Bush's Crimes Epitomized In Treatment of Gitmo Detainee

The criminal Bush regime has defied the Constitution, rule of law and human rights with their torture policy and illegal military tribunals at Guantanamo rubber stamped by a then Republican controlled Congress.
 
Over the years, some of these detainees which the Bush adminsitration and its Republican flunkies on Capitol Hill called the worst of the worst have been released to their home and other countries.
 
"The Pentagon called them "among the most dangerous, best-trained, vicious killers on the face of the earth," sweeping them up after Sept. 11 and hauling them in chains to a U.S. military prison in southeastern Cuba. Since then, hundreds of the men have been transferred from Guantanamo Bay to other countries, many of them for "continued detention." And then set free.

"Decisions by more than a dozen countries in the Middle East, Europe and South Asia to release the former Guantanamo detainees raise questions about whether they were really as dangerous as the United States claimed, or whether some of America's staunchest allies have set terrorists and militants free.

"The United States does not systematically track what happens to detainees once they leave Guantanamo, the U.S. State Department says. Defense lawyers and human rights groups say they know of no centralized database, although one group is attempting to compile one.

"When the Pentagon announces a detainee has been moved from Guantanamo, it gives his nationality but not his name, making it difficult to track the roughly 360 men released since the detention center opened in January 2002. The Pentagon says detainees have been sent to 26 countries.

"Once the detainees arrived in other countries, 205 of the 245 were either freed without being charged or were cleared of charges related to their detention at Guantanamo. Forty either stand charged with crimes or continue to be detained.

"Only a tiny fraction of transferred detainees have been put on trial. The AP identified 14 trials, in which eight men were acquitted and six are awaiting verdicts. Two of the cases involving acquittals ”one in Kuwait, one in Spain ”initially resulted in convictions that were overturned on appeal."

Now, according to the LA Times, a federal judge, for the first time, has ordered the release of 17 Chinese Muslims from Guantanamo.

"For the first time, a federal judge has ordered the Bush administration to release prisoners held at the U.S. military facility at Guantanamo Bay, Cuba, ruling Tuesday that 17 Chinese Muslims must be brought to his courtroom by the end of the week so that they can be set free.

"U.S. District Judge Ricardo M. Urbina said that the government's authority to hold the men had "ceased" and that they were entitled to be released. 

"He said he would hold a hearing to decide on the conditions for releasing the men. Several religious and social groups, including 20 church leaders from Tallahassee, Fla., said they would help the men resettle in their community.

"The 17 are Uighurs who fled persecution in the far western reaches of China. U.S. authorities, fearing what Chinese officials would do, have refused to send them back to China, and no other country has been willing to take them.
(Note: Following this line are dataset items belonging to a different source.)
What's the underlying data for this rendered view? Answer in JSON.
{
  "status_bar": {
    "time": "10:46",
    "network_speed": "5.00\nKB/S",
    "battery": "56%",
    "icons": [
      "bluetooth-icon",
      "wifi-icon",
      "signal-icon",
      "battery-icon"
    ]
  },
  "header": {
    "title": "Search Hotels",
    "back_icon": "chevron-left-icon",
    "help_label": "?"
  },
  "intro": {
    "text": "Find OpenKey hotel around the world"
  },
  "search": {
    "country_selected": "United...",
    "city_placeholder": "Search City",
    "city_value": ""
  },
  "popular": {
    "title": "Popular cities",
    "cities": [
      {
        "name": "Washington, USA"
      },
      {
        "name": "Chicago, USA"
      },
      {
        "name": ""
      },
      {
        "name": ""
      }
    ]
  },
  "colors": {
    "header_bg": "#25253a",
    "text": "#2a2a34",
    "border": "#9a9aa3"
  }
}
"The judge's order came more than six years after the men were sent to Guantanamo and more than four years after the Pentagon cleared most of them to be released. The Supreme Court ruled four months ago that judges can order the release of prisoners wrongly held at Guantanamo.
 
"Soon thereafter, a federal appeals court reviewed the case of one of the Uighurs, Huzaifa Parhat, and ruled that the government had no basis for believing he was an "enemy combatant." That decision set the stage for Urbina's ruling Tuesday.

"But Bush administration lawyers have insisted that judges have no authority to interfere with the handling of foreign military prisoners. On Tuesday, they also argued that immigration laws prohibit the release into the United States of individuals alleged to have terrorist ties and asked for an emergency order to block the release.

"Administration officials "are deeply concerned by and strongly disagreed with" the decision to release the men, White House Press Secretary Dana Perino said in a statement. 

"Human rights lawyers have described the 17 Uighurs as among the most egregious examples of wrongful imprisonment at Guantanamo. Natives of an area they call East Turkistan, the Uighurs fled from oppression by the Chinese government, including its policy of forced abortions, and settled in Afghanistan in 2001.
 
"But the Uighurs strongly denied any ties to the Taliban, Al Qaeda or other enemies of the United States; their only enemy, they said, was the government of China. They said they had initially welcomed being in U.S. custody, hoping they would be safe and treated humanely."
 
Leave it to the criminal Bush regime to continue lying about these Gitmo detainees and its torture policy.
 
Six years of imprisonment, wrongful imprisonment by the criminal Bush regime, denial of habeas corpus, no lawyer-client privilege, defiance of human rights laws, disregard of the Geneva Conventions and other legal rights...what an absolute  travesty of justice.   
 
The Bush regime is a clone of  historical totalitarian governments like the former Soviet Union.  They should all be sitting in the dock at The Hague for war crimes.
 
And impeachment was taken off the table.